Cohesity previews AI-powered ransomware protection suite, Datahawk

Backup and data management vendor Cohesity has started to preview a new ransomware protection SaaS product called Datahawk, which leverages AI and a host of other capabilities to help companies defend their data against bad actors.

There are three core components to Datahawk, according to Cohesity. The first is a ransomware detection engine that uses deep learning to quickly scan for anomalous behavior, potential threats and other indicators of possible ransomware attacks. This system works via a preset list of indicators of concern, which, the company said, will be updated daily.

The second is a data classification engine that uses technology from partner BigID to automatically discover and categorize data across even very large storage arrays. This is an important first step for ransomware protection, as many organizations don’t yet have visibility into their entire storage infrastructure. The data classification engine also helps with compliance, bringing with it predefined policies for PCI, GDPR, HIPAA and more.

Finally, Datahawk offers a cybervaulting solution, keeping offsite backups of critical data in a Cohesity-managed cloud system. The vault is protected by a “virtual air gap,” which is Cohesity’s term for careful access control between the client’s systems and the company’s data vault.

AI and machine learning aren’t unique to Cohesity’s new offering, according to Evaluator Group analyst Randy Kerns, but their use in ransomware is still relatively uncommon.

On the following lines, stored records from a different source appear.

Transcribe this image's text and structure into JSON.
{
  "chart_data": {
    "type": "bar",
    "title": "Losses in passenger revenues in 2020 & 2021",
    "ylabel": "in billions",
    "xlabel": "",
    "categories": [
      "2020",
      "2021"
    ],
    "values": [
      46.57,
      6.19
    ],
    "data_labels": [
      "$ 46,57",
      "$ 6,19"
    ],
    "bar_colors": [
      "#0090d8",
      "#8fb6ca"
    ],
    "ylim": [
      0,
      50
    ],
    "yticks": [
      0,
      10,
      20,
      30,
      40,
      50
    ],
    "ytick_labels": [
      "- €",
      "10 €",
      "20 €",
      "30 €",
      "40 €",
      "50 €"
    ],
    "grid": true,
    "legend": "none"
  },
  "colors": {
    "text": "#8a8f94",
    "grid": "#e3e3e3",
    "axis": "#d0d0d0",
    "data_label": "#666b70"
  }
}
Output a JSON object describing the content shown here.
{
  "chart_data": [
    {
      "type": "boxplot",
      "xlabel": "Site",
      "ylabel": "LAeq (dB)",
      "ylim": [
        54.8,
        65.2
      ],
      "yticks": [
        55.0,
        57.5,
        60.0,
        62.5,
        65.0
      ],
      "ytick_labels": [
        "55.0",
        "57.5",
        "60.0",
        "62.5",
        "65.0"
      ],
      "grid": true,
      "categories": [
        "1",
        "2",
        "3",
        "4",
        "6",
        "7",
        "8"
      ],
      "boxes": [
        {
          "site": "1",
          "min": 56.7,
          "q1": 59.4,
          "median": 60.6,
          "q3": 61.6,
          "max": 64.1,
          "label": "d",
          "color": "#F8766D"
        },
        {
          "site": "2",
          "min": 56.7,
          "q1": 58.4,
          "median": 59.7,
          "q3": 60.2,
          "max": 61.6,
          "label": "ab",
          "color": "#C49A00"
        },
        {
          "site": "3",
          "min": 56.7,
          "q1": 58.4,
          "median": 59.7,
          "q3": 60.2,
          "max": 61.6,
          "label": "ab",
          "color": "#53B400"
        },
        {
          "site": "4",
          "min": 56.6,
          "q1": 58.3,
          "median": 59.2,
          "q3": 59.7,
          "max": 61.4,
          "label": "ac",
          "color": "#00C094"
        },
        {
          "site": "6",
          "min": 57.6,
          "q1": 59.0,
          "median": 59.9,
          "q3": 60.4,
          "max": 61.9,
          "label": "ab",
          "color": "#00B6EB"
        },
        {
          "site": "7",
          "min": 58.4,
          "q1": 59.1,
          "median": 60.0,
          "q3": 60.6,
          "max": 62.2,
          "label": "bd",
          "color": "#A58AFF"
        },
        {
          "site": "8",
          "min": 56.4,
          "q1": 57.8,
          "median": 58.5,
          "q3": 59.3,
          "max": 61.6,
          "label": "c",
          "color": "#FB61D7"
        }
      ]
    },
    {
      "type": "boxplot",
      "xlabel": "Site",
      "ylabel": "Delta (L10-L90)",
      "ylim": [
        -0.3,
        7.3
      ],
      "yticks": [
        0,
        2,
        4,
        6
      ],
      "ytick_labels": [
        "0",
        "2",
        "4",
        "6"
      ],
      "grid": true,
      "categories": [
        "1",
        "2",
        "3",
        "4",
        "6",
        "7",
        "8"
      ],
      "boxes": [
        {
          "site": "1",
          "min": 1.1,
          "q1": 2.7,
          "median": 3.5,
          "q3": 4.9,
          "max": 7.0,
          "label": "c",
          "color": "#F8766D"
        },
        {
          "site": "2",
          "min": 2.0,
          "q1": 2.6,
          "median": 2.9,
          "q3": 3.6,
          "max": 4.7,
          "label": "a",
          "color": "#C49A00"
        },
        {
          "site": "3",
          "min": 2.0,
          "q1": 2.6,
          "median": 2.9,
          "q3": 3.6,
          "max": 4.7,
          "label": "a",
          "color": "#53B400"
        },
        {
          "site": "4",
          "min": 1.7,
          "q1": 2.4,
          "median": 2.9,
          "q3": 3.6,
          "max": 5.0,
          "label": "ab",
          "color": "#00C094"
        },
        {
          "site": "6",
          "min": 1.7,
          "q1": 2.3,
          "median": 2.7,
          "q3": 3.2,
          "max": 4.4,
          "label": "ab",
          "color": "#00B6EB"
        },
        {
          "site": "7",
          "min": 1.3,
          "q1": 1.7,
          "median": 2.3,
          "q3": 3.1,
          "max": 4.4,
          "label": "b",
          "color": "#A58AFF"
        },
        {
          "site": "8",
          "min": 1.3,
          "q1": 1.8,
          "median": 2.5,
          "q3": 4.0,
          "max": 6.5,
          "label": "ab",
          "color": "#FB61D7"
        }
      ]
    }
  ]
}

“There have been a number of new approaches for ransomware detection that use analytics to train detection algorithms for understanding and identifying threats and tak[ing] action,” he said. “Analysis has been employed for some time but the AI engine is relatively new.”

The real selling point of Datahawk, Kerns said, is in the overall impact of its several subsystems, not in any particular feature. The combination of capabilities under one “roof” is the key value-add for security teams.

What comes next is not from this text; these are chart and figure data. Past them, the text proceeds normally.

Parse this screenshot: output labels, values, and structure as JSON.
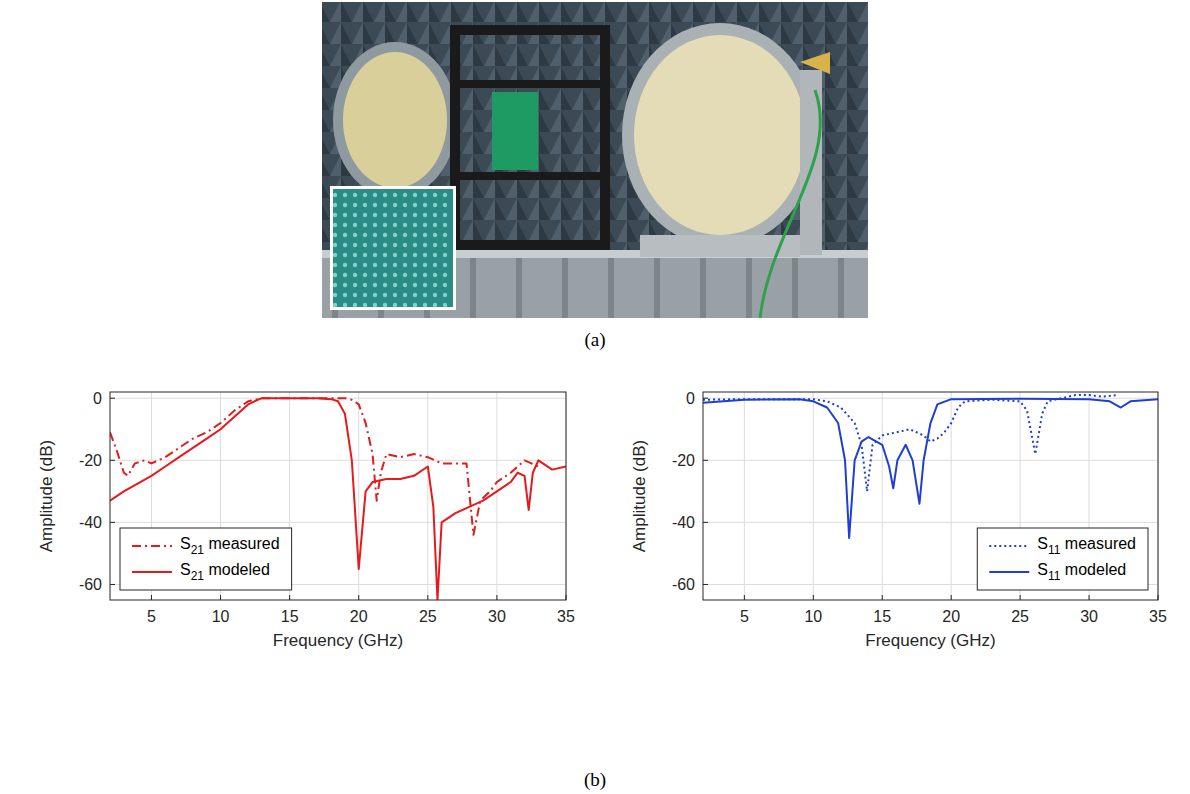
{
  "captions": {
    "a": "(a)",
    "b": "(b)"
  },
  "chart_data": [
    {
      "type": "line",
      "xlabel": "Frequency (GHz)",
      "ylabel": "Amplitude (dB)",
      "xlim": [
        2,
        35
      ],
      "ylim": [
        -65,
        2
      ],
      "xticks": [
        5,
        10,
        15,
        20,
        25,
        30,
        35
      ],
      "yticks": [
        -60,
        -40,
        -20,
        0
      ],
      "grid": true,
      "legend": "lower-left",
      "series": [
        {
          "name": "S21 measured",
          "color": "#e41a1c",
          "line_style": "dashdot",
          "x": [
            2,
            2.5,
            3,
            3.3,
            3.8,
            4.5,
            5,
            6,
            7,
            8,
            9,
            10,
            11,
            12,
            13,
            14,
            16,
            18,
            19,
            19.5,
            20,
            20.5,
            21,
            21.3,
            21.6,
            22,
            23,
            24,
            25,
            26,
            27,
            27.8,
            28.3,
            28.8,
            29.5,
            30,
            31,
            32,
            33
          ],
          "values": [
            -11,
            -17,
            -24,
            -25,
            -21,
            -20,
            -21,
            -19,
            -16,
            -13,
            -11,
            -8,
            -4,
            -1,
            0,
            0,
            0,
            0,
            0,
            -0.5,
            -2,
            -8,
            -18,
            -33,
            -24,
            -18,
            -19,
            -18,
            -19,
            -21,
            -21,
            -21,
            -44,
            -33,
            -30,
            -27,
            -24,
            -20,
            -22
          ]
        },
        {
          "name": "S21 modeled",
          "color": "#e41a1c",
          "line_style": "solid",
          "x": [
            2,
            3,
            4,
            5,
            6,
            7,
            8,
            9,
            10,
            11,
            12,
            12.8,
            13,
            14,
            15,
            16,
            17,
            18,
            18.5,
            19,
            19.5,
            20,
            20.5,
            21,
            22,
            23,
            24,
            25,
            25.4,
            25.7,
            26,
            27,
            28,
            29,
            30,
            31,
            31.5,
            32,
            32.3,
            32.6,
            33,
            34,
            35
          ],
          "values": [
            -33,
            -30,
            -27.5,
            -25,
            -22,
            -19,
            -16,
            -13,
            -10,
            -6,
            -2,
            -0.3,
            0,
            0,
            0,
            0,
            0,
            -0.3,
            -1,
            -5,
            -20,
            -55,
            -30,
            -27,
            -26,
            -26,
            -25,
            -22,
            -35,
            -65,
            -40,
            -37,
            -35,
            -33,
            -30,
            -27,
            -24,
            -25,
            -36,
            -24,
            -20,
            -23,
            -22
          ]
        }
      ]
    },
    {
      "type": "line",
      "xlabel": "Frequency (GHz)",
      "ylabel": "Amplitude (dB)",
      "xlim": [
        2,
        35
      ],
      "ylim": [
        -65,
        2
      ],
      "xticks": [
        5,
        10,
        15,
        20,
        25,
        30,
        35
      ],
      "yticks": [
        -60,
        -40,
        -20,
        0
      ],
      "grid": true,
      "legend": "lower-right",
      "series": [
        {
          "name": "S11 measured",
          "color": "#1f3fd0",
          "line_style": "dotted",
          "x": [
            2,
            5,
            10,
            11,
            12,
            13,
            13.5,
            13.9,
            14.3,
            15,
            16,
            17,
            18,
            18.5,
            19,
            19.5,
            20,
            20.5,
            21,
            23,
            25,
            25.5,
            26.1,
            26.6,
            27,
            28,
            29,
            30,
            31,
            32
          ],
          "values": [
            -0.5,
            -0.3,
            -0.3,
            -1,
            -3,
            -8,
            -15,
            -30,
            -15,
            -12,
            -11,
            -10,
            -12,
            -14,
            -13,
            -11,
            -8,
            -3,
            -1,
            -0.5,
            -1,
            -4,
            -18,
            -5,
            -1,
            0,
            1,
            1,
            0.5,
            1
          ]
        },
        {
          "name": "S11 modeled",
          "color": "#1f3fd0",
          "line_style": "solid",
          "x": [
            2,
            5,
            9,
            10,
            11,
            11.8,
            12.3,
            12.6,
            13,
            13.5,
            14,
            15,
            15.5,
            15.8,
            16.1,
            16.7,
            17.2,
            17.7,
            18,
            18.5,
            19,
            20,
            25,
            30,
            31.5,
            32.3,
            33,
            35
          ],
          "values": [
            -1.5,
            -0.5,
            -0.3,
            -1,
            -3,
            -8,
            -20,
            -45,
            -20,
            -14,
            -12.5,
            -15,
            -22,
            -29,
            -20,
            -15,
            -20,
            -34,
            -20,
            -8,
            -2,
            -0.3,
            -0.2,
            -0.3,
            -1,
            -3,
            -1,
            -0.3
          ]
        }
      ]
    }
  ]
}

“[The most important feature] is the integration of different protection elements from different software vendors that are working on detecting and recovering from ransomware,” he said. “It is significant to recognize that integrating and coordinating the different elements in detection and prevention is additive for overall cyber-resilience.”

The target market for Datahawk is broad-based, Kerns noted, reflecting the SaaS nature of the product. Datahawk is currently available on an early access preview basis, and Cohesity said that general availability is planned for “the coming months.”